# ...And POOF...It's gone.



## patrickfraser (Dec 9, 2012)

I wish the focus was better, but I thought it was pretty cool. Nothing but a poof of calcium dust and her tongue retracting. The feeder _was _sitting on the vine. :lol:


----------



## patrickfraser (Dec 9, 2012)

Funny coincidence in the timing of my posting. POOF! Other things are disappearing too. :lol: I knew it wouldn't last long.


----------



## Mëluzynn (Dec 9, 2012)

patrickfraser said:


> Funny coincidence in the time of my posting. POOF! other things are disappearing too. :lol:


I was thinking the same...XD

I actually thought this thread was about the disappearing of an other one...lol


----------



## twolfe (Dec 9, 2012)

That's actually what I thought you were talking about by the subject of your thread.

That's quite the tongue.


----------



## patrickfraser (Dec 9, 2012)

It is hard to get good tongue pics. It happens so quick.


----------



## Plex (Dec 9, 2012)

I thought you were referring to the other thread as well..

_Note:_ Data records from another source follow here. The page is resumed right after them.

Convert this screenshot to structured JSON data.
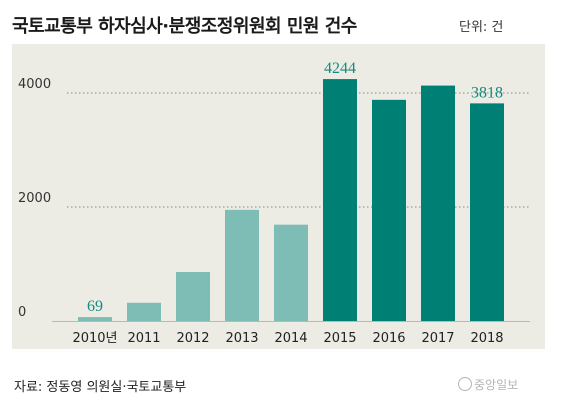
{
  "header": {
    "title": "국토교통부 하자심사·분쟁조정위원회 민원 건수",
    "unit": "단위: 건"
  },
  "footer": {
    "source": "자료: 정동영 의원실·국토교통부",
    "logo_text": "중앙일보"
  },
  "colors": {
    "bar_light": "#7dbdb6",
    "bar_dark": "#007f75",
    "label": "#148a80",
    "panel": "#ecece4"
  },
  "chart_data": {
    "type": "bar",
    "categories": [
      "2010년",
      "2011",
      "2012",
      "2013",
      "2014",
      "2015",
      "2016",
      "2017",
      "2018"
    ],
    "values": [
      69,
      320,
      860,
      1950,
      1690,
      4244,
      3880,
      4130,
      3818
    ],
    "highlight_from_index": 5,
    "data_labels": [
      {
        "index": 0,
        "text": "69"
      },
      {
        "index": 5,
        "text": "4244"
      },
      {
        "index": 8,
        "text": "3818"
      }
    ],
    "yticks": [
      "0",
      "2000",
      "4000"
    ],
    "ytick_values": [
      0,
      2000,
      4000
    ],
    "ylim": [
      0,
      4700
    ],
    "grid": "dotted horizontal at 2000 and 4000"
  }
}
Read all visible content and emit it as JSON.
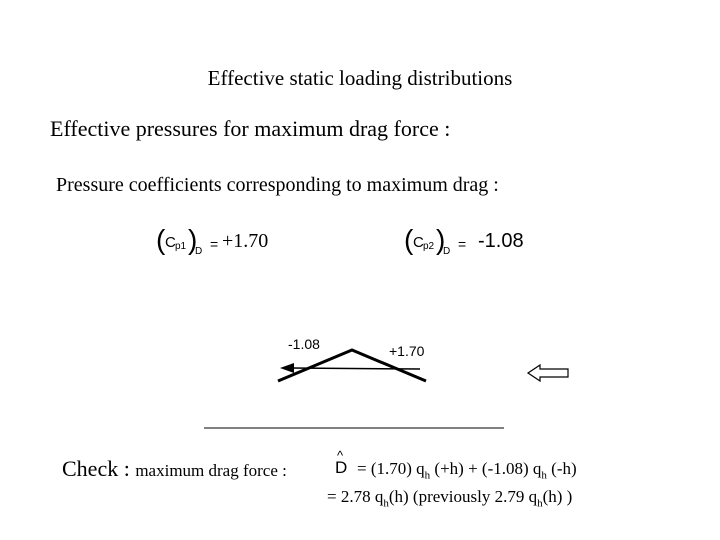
{
  "title": "Effective static loading distributions",
  "subtitle": "Effective pressures for maximum drag force :",
  "coefficients": {
    "heading": "Pressure coefficients corresponding to maximum drag :",
    "cp1": {
      "symbol": "C",
      "sub": "p1",
      "outer_sub": "D",
      "equals": "=",
      "value": "+1.70"
    },
    "cp2": {
      "symbol": "C",
      "sub": "p2",
      "outer_sub": "D",
      "equals": "=",
      "value": "-1.08"
    }
  },
  "diagram": {
    "left_label": "-1.08",
    "right_label": "+1.70"
  },
  "check": {
    "prefix": "Check :",
    "label": "maximum drag force :",
    "symbol": "D",
    "hat": "^",
    "line1": {
      "a": "= (1.70) q",
      "a_sub": "h",
      "b": " (+h)  + (-1.08) q",
      "b_sub": "h",
      "c": " (-h)"
    },
    "line2": {
      "a": "=  2.78 q",
      "a_sub": "h",
      "b": "(h)   (previously 2.79 q",
      "b_sub": "h",
      "c": "(h) )"
    }
  }
}
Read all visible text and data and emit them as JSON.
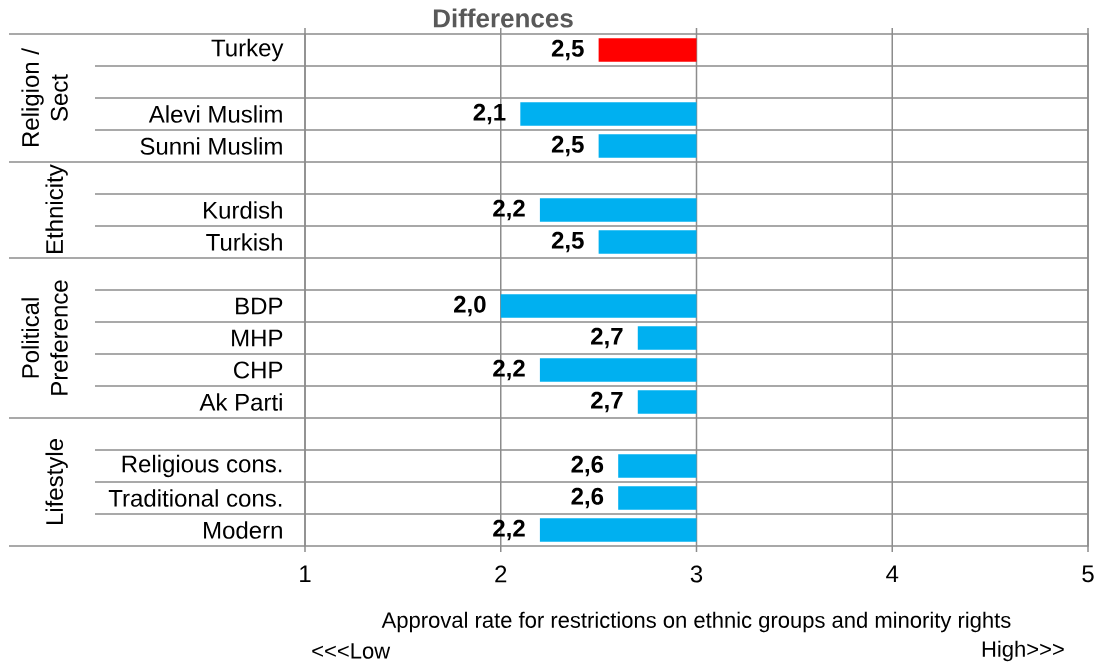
{
  "chart_data": {
    "type": "bar",
    "orientation": "horizontal",
    "title": "Differences",
    "xlabel": "Approval rate for restrictions on ethnic groups and minority rights",
    "categories": [
      "Turkey",
      null,
      "Alevi Muslim",
      "Sunni Muslim",
      null,
      "Kurdish",
      "Turkish",
      null,
      "BDP",
      "MHP",
      "CHP",
      "Ak Parti",
      null,
      "Religious cons.",
      "Traditional cons.",
      "Modern"
    ],
    "base": [
      3,
      null,
      3,
      3,
      null,
      3,
      3,
      null,
      3,
      3,
      3,
      3,
      null,
      3,
      3,
      3
    ],
    "values": [
      -0.5,
      null,
      -0.9,
      -0.5,
      null,
      -0.8,
      -0.5,
      null,
      -1.0,
      -0.3,
      -0.8,
      -0.3,
      null,
      -0.4,
      -0.4,
      -0.8
    ],
    "colors": [
      "#ff0000",
      null,
      "#00b0f0",
      "#00b0f0",
      null,
      "#00b0f0",
      "#00b0f0",
      null,
      "#00b0f0",
      "#00b0f0",
      "#00b0f0",
      "#00b0f0",
      null,
      "#00b0f0",
      "#00b0f0",
      "#00b0f0"
    ],
    "value_labels": [
      "2,5",
      null,
      "2,1",
      "2,5",
      null,
      "2,2",
      "2,5",
      null,
      "2,0",
      "2,7",
      "2,2",
      "2,7",
      null,
      "2,6",
      "2,6",
      "2,2"
    ],
    "xlim": [
      1,
      5
    ],
    "xticks": [
      1,
      2,
      3,
      4,
      5
    ],
    "grid": true,
    "annotations": [
      "Religion / Sect",
      "Ethnicity",
      "Political Preference",
      "Lifestyle",
      "<<<Low",
      "High>>>"
    ]
  }
}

And that definitely is quite a tongue, pretty girl was hungry it seems~ xD


----------



## patrickfraser (Dec 9, 2012)

She's ALWAYS hungry.


----------



## Plex (Dec 9, 2012)

Hah quite an appetite, kind of like all the critters at my house.. seems someone is always hungry here.


----------



## Mvalenz (Dec 9, 2012)

Cool pic and good timing.


----------



## angelofdeathzz (Dec 9, 2012)

Puff the magic dragon... Nice capture even still.

Posts like the one that disappeared never work out well, I think you mentioned that early on?


----------



## agent A (Dec 9, 2012)

patrickfraser said:


> She's ALWAYS hungry.


so is my sister's pregnant history teacher :lol:


----------



## petoly (Dec 9, 2012)

man I want one of those so bad. how do you keep the humidity high enough for a screen cage? a room humidifier?


----------



## patrickfraser (Dec 9, 2012)

petoly said:


> man I want one of those so bad. how do you keep the humidity high enough for a screen cage? a room humidifier?


Veileds don't need it too humid. I do use a humidifier in the room and spray them down a couple times a day.


----------